LGBT advocates argue that Kavanaugh would take a strictly originalist approach to the Constitution—an approach that may lead him to rule unfavorably on a number of LGBT issues, many of which center on the question of whether or nor protections already baked into U.S. law—like the Equal Protection Clause of the Fourteenth Amendment or Title VII of the 1964 Civil Rights Act—apply to the LGBT community.
But without ant particular smoking gun, McGowan says that it’s up to groups like Lambda Legal to “help connect the dots” for Americans who may not be as well-versed in the judicial issues as, say, a group of LGBT attorneys.

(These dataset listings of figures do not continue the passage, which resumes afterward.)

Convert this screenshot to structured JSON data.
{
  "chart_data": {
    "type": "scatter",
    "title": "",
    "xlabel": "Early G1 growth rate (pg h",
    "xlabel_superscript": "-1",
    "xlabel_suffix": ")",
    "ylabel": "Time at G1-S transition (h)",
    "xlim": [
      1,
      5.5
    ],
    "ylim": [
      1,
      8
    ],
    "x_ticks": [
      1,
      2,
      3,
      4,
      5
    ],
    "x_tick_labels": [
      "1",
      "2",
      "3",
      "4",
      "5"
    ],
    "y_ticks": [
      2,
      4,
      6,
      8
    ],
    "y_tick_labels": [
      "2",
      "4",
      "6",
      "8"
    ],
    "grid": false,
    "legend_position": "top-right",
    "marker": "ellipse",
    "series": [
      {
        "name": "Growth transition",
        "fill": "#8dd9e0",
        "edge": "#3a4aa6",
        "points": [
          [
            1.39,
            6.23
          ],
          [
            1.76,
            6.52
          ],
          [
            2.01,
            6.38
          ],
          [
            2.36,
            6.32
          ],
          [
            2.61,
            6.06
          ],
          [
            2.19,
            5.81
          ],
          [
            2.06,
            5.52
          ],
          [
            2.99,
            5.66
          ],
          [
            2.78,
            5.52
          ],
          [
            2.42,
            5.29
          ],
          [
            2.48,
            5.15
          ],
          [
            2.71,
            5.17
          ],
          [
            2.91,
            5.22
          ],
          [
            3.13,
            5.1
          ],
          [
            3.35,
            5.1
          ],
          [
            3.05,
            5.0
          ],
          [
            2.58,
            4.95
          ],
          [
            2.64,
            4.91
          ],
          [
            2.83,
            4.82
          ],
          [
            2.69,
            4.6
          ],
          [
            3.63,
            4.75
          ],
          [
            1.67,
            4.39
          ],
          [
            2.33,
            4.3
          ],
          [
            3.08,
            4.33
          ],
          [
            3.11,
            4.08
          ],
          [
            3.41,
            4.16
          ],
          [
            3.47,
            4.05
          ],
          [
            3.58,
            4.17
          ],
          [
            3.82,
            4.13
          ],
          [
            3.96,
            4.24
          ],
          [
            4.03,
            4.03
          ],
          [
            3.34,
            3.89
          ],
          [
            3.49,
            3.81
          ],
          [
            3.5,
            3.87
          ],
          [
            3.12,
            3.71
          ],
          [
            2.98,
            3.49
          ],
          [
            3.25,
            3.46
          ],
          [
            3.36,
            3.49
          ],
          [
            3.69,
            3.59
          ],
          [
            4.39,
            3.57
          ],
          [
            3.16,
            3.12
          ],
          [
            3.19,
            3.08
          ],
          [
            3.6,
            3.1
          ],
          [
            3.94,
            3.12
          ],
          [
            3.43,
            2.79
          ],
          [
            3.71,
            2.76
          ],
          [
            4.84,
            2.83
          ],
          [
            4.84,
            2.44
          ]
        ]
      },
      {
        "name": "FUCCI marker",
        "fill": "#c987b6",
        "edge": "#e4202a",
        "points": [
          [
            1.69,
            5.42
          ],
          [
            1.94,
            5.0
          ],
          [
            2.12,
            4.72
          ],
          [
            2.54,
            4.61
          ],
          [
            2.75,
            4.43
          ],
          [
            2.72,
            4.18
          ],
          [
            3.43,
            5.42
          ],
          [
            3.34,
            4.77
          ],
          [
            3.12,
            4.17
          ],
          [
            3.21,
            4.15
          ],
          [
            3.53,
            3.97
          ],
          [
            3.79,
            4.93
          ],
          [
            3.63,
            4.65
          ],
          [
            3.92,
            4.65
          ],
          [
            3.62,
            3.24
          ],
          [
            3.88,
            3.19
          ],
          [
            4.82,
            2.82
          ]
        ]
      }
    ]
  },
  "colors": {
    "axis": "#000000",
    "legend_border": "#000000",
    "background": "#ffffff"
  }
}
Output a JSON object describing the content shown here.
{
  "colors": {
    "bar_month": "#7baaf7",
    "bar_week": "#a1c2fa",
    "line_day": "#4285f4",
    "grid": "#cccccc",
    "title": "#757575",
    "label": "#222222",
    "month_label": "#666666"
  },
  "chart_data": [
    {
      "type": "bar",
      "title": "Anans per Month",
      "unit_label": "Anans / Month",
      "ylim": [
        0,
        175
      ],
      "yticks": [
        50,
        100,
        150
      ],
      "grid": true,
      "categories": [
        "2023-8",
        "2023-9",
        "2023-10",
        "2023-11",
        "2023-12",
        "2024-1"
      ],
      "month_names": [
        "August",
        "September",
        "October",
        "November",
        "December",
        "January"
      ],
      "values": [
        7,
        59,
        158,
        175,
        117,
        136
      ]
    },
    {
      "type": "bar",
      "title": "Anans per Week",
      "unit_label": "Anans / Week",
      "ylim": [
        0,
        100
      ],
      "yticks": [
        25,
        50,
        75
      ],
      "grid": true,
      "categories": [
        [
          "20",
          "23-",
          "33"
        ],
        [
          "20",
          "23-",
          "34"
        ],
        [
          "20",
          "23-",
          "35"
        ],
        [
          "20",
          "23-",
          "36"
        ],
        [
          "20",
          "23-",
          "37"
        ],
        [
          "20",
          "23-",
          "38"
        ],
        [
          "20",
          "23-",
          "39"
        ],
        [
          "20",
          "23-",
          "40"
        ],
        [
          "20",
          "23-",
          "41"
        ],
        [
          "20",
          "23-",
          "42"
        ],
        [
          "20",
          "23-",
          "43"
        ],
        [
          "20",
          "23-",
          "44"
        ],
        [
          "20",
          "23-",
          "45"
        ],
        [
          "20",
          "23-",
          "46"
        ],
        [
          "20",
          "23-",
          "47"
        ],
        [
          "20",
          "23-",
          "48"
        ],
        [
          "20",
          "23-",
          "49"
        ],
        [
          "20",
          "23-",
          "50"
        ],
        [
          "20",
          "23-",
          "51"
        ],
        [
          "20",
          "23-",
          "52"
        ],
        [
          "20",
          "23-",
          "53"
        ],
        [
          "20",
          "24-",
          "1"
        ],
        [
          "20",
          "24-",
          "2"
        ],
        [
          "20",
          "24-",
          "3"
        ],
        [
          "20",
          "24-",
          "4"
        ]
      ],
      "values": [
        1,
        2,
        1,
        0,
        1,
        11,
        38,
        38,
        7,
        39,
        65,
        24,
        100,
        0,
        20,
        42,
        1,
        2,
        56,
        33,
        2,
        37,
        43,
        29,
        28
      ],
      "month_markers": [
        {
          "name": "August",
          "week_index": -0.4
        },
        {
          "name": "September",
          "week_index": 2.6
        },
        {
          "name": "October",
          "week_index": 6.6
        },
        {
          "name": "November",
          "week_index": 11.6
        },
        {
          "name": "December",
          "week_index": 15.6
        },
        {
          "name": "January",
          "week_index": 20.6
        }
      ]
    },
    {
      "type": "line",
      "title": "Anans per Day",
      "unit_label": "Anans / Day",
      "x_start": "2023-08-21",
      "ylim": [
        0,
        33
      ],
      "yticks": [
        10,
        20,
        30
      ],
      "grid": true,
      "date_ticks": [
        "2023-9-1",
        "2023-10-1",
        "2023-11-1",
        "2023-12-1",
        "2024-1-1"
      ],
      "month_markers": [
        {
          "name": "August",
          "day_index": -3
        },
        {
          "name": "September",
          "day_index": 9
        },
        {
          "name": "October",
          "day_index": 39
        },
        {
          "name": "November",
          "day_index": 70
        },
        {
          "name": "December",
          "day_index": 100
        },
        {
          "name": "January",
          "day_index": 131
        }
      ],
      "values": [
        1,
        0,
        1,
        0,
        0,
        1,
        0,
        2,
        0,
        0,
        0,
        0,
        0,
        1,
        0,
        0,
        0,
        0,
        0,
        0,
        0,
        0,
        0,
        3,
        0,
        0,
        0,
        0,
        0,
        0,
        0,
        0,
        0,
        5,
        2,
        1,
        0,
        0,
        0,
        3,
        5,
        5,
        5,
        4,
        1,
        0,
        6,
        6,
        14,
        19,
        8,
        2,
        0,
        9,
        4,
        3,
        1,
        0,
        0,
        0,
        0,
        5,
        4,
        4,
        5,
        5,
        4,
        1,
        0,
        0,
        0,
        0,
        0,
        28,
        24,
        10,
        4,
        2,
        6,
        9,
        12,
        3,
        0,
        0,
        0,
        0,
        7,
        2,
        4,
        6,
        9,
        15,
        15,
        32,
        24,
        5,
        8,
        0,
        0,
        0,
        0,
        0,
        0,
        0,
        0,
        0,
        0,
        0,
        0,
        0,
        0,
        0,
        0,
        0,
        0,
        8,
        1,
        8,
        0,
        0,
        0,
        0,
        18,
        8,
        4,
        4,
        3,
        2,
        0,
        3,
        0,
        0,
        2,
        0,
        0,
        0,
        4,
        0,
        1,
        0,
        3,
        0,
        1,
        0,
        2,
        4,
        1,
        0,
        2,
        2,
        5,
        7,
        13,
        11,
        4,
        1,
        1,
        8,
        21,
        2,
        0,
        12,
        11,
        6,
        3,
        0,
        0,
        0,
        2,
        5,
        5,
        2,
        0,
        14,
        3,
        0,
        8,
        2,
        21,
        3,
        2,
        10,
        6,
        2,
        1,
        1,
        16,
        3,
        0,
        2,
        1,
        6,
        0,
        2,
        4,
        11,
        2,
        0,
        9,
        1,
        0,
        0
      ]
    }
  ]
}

Those dots include the fact that Kavanaugh is being supported by the socially conservative Heritage Foundation—and the fact that, as an appellate judge, he wrote a dissent in a contraception-related case with language about “religious liberty," which could be interpreted as a hint that he might be amenable to anti-LGBT “religious freedom” arguments.
This week, Kavanaugh has been taking meetings with Republican and Democratic Senators on Capitol Hill—sit-downs that, so far, have produced no new information on his LGBT views. When the nominee’s confirmation hearings begin on September 4, he is likely to face questions about his views on LGBT jurisprudence, among other issues.
But although Kavanaugh’s views on LGBT issues remain unclear, one thing is certain: He will play an enormous role in deciding the future of LGBT rights in the United States.
With Kavanaugh potentially replacing the late Justice Anthony Kennedy, who wrote the ruling in Obergefell and served as the deciding vote in other landmark LGBT equality cases, everything is at stake, from same-sex marriage to transgender protections. At 53, Kavanaugh will likely have the opportunity to rule on LGBT court cases for decades.
“We’re looking at 40 years of Trump values on the court, which should be frightening to all of us,” McGowan told The Daily Beast.
Stacy, for his part, hopes that, in the current breakneck pace of the daily news cycle, there can be attention paid to how a Supreme Court Justice feels about issues that directly impact some 11 million-plus American adults.
“There’s so much noise out there,” he said. “Lots of things going on. Lots of things to be outraged about. Lots of things to be concerned about. But few of those things, at the end of the day are going to be as consequential—and maybe none of those things are going to be as consequential—as this appointment.”